I’m not getting how you would picture how such a “token adaptive model” would work.
You want a model selector, that operates per the current API specifications, that upgrades to the larger model when the user mis-specifies with more input tokens and more output reservation than the default context length?
Or rather do you see specifying “infinity” max tokens and then some smartness happens when the base model ends with a length message? It already would have run the small model up to the max to discover. And you’d need a completion engine that can be reloaded and do proper completions. Otherwise you get ChatGPT’s poor quality “continue” button being auto pressed. And reloading another instance with your first 4k is probably not going to save compute resources over just the large model to start with.
Why would it be more expensive? Unless I’m misunderstanding how we get charged. If you get back an error that says you’ve exceeded the max token length you are not charged or only charged for the prompts you sent not the potential response that you never received.
Basic MVP Workflow
Use 8k turbo model until you get a token max error
Take the prompts and responses from that request and send to 16k turbo model
Use 16k turbo model until you get a token max error
Take the prompts and responses from that request and send to 32k turbo model (if you have access)
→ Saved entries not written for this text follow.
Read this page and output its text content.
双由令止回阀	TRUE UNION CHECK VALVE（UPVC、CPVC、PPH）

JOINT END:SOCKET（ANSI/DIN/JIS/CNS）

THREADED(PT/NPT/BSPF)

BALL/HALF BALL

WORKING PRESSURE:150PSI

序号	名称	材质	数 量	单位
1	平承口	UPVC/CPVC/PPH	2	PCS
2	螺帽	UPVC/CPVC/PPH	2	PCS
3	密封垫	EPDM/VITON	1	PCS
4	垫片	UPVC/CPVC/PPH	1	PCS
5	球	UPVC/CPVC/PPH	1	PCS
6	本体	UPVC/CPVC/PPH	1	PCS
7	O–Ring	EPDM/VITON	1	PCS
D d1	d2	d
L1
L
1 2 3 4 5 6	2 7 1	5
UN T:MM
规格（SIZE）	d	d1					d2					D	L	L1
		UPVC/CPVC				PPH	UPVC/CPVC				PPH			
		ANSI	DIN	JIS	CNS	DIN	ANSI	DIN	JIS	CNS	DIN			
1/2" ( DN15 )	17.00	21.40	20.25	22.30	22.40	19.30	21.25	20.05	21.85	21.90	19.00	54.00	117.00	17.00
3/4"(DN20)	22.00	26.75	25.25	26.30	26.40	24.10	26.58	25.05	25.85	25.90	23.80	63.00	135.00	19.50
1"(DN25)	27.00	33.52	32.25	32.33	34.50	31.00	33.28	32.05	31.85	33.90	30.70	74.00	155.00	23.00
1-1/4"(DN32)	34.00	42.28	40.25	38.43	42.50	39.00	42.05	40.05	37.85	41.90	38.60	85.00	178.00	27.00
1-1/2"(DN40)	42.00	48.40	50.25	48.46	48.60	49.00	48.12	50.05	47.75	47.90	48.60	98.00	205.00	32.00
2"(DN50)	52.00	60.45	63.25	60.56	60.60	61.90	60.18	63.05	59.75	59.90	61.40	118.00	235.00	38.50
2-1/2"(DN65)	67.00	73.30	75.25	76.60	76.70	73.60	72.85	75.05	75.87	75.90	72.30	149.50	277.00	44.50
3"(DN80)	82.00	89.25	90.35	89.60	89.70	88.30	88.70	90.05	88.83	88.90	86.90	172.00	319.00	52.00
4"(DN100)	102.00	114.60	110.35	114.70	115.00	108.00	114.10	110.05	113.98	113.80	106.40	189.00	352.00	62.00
Yes. Does anyone see any issues with the “MVP Workflow” besides there will be a short delay between each model switch. Obviously, it would be nice if open ai could handle this, but until then, do think the idea could work?
Beside that, which makes it possible to implement that workflow I see accepting 1MB prompts on a 8k token model as a bug (if it does that like it does on azure. I havn’t tested since it would charge me to do so).
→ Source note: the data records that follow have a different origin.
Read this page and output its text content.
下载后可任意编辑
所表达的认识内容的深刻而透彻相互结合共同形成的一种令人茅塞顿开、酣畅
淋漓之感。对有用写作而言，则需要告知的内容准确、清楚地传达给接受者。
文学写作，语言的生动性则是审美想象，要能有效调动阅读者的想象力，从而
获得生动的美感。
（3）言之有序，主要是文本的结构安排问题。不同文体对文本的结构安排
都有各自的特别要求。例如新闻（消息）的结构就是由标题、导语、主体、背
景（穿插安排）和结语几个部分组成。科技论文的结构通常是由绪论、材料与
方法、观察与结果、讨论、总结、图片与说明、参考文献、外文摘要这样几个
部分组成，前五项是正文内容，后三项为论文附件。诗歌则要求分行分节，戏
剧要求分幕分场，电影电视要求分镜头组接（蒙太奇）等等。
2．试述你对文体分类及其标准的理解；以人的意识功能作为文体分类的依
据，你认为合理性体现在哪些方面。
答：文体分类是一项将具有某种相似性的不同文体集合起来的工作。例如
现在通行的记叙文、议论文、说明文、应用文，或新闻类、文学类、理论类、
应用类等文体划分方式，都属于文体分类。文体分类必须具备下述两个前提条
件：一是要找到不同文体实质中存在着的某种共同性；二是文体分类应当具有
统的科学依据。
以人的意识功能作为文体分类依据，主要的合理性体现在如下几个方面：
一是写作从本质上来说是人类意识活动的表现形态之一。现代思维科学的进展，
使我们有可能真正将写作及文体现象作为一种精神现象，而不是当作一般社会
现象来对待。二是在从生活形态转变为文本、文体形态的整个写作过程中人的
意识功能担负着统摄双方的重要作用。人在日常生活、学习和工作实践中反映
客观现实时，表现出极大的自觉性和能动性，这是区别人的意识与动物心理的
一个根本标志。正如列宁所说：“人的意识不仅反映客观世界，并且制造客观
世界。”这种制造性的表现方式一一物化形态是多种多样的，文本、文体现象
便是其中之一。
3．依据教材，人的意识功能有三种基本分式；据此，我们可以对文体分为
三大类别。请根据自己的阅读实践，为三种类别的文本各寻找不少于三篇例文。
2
I mean on gpt-35, let’s say you are trying to summarize 3500 1MB+ files in parallel which is the possible maximum that might lead to 3500 failed request with 3.5 billion token.
Which would cost like 7k per minute.
The problem is that API users cannot suppress the special tokens that are added to delineate roles, nor can they turn off the unseen “assistant” prompt and carriage return that is created before the AI answers.
This means that for us, there can be no true completion of another model’s truncated output, where you can continue where you left off - without those interruptions and token interjections that break coherency.
Since you probably maxed out the context of the smaller model with your own inputs, underestimating max_tokens, and not so much what the AI generated…you can just ask again.
Because you can’t switch models midstream, it’s just not possible.
While you can absolutely know the response token limit ahead of time, you cannot know how many tokens the model would want to use for a response until it gets there.
So, the only way to have the 16k-model continue from where the 4k-model ended would be to take the inputs and outputs from the 4k-model and use them as inputs to the 16k-model.
Now, of you mean something different, like starting out using the 4k-model, then when the context length reaches 4k-tokens continue the chat with the 16k-model… Well, that’s easy enough to do and something anyone could have done at any time via the API so I assumed that’s not what you meant.